Eine Umstellung dieser Praxis im Sinne der Vorstellungen der EU-Kommission könnte zu erheblichen Umwälzungen in der Vergabepraxis führen.
Vergabestellen müssten auch kleinste Planungsaufträge, zum Beispiel ein geotechnisches Gutachten weit vor der eigentlichen Bauplanung, europaweit ausschreiben, sofern die Gesamtsumme aller voraussichtlichen Planerhonorare den Wert von aktuell 221.000 € übersteigt. Dies würde die Vergabestellen, insbesondere auf kommunaler Seite überfordern, ohne einen konkreten Mehrwert in Form eines größeren Wettbewerbs zu erzielen.
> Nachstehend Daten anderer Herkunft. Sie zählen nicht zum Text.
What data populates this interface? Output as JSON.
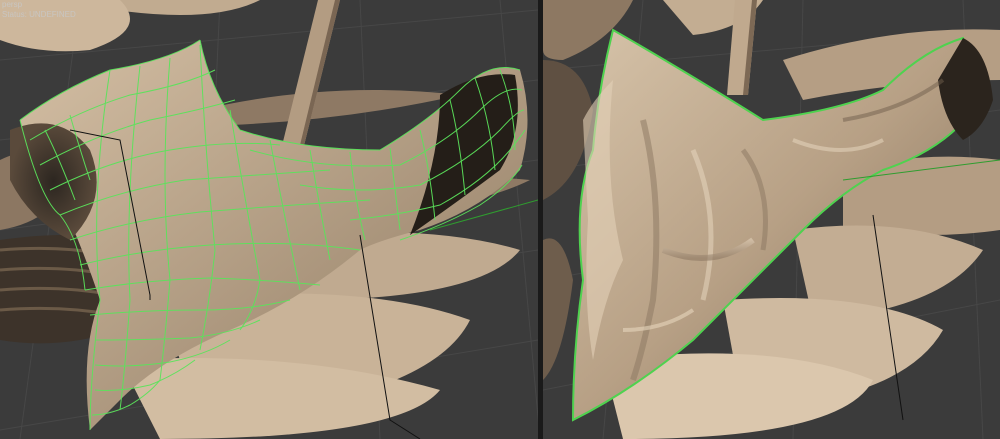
{
  "viewports": {
    "left": {
      "mode": "wireframe-retopology",
      "hud_line1": "persp",
      "hud_line2": "Status: UNDEFINED",
      "wire_color": "#5be35b"
    },
    "right": {
      "mode": "sculpted-detail",
      "outline_color": "#4fd24f"
    }
  },
  "colors": {
    "background": "#3b3b3b",
    "grid": "#4a4a4a",
    "clay": "#b49c80",
    "clay_dark": "#6f5e4c",
    "clay_light": "#d9c6ad"
  }
}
Der Vorstoß der EU-Kommission könnte die bewährte und erfolgreiche Vergabepraxis in Deutschland gefährden. Im Übrigen gab es auch bei den bislang europaweit ausgeschriebenen großen Planungsaufträgen so gut wie kein Interesse ausländischer Planungsbüros. Eine vom Architects Council of Europe in Auftrag gegebene Studie mit dem Titel „Cross-border services trade and regulation“ kommt zu dem Ergebnis, dass es im Bereich Architektur nicht viele grenzüberschreitende Dienstleistungen gibt. Dies liegt laut der Studie in erster Linie an den unterschiedlichen Rechtssystemen und fehlenden Sprachkenntnissen. Eine Vorgabe zur EU-weiten Ausschreibung auch bei kleineren Aufträgen würde hieran nichts ändern.
Deutschland hat nun zwei Monate Zeit, um auf das Aufforderungsschreiben zu reagieren. Die Bundesarchitektenkammer ist bereits im Gespräch mit dem zuständigen Bundesministerium für Wirtschaft und Energie.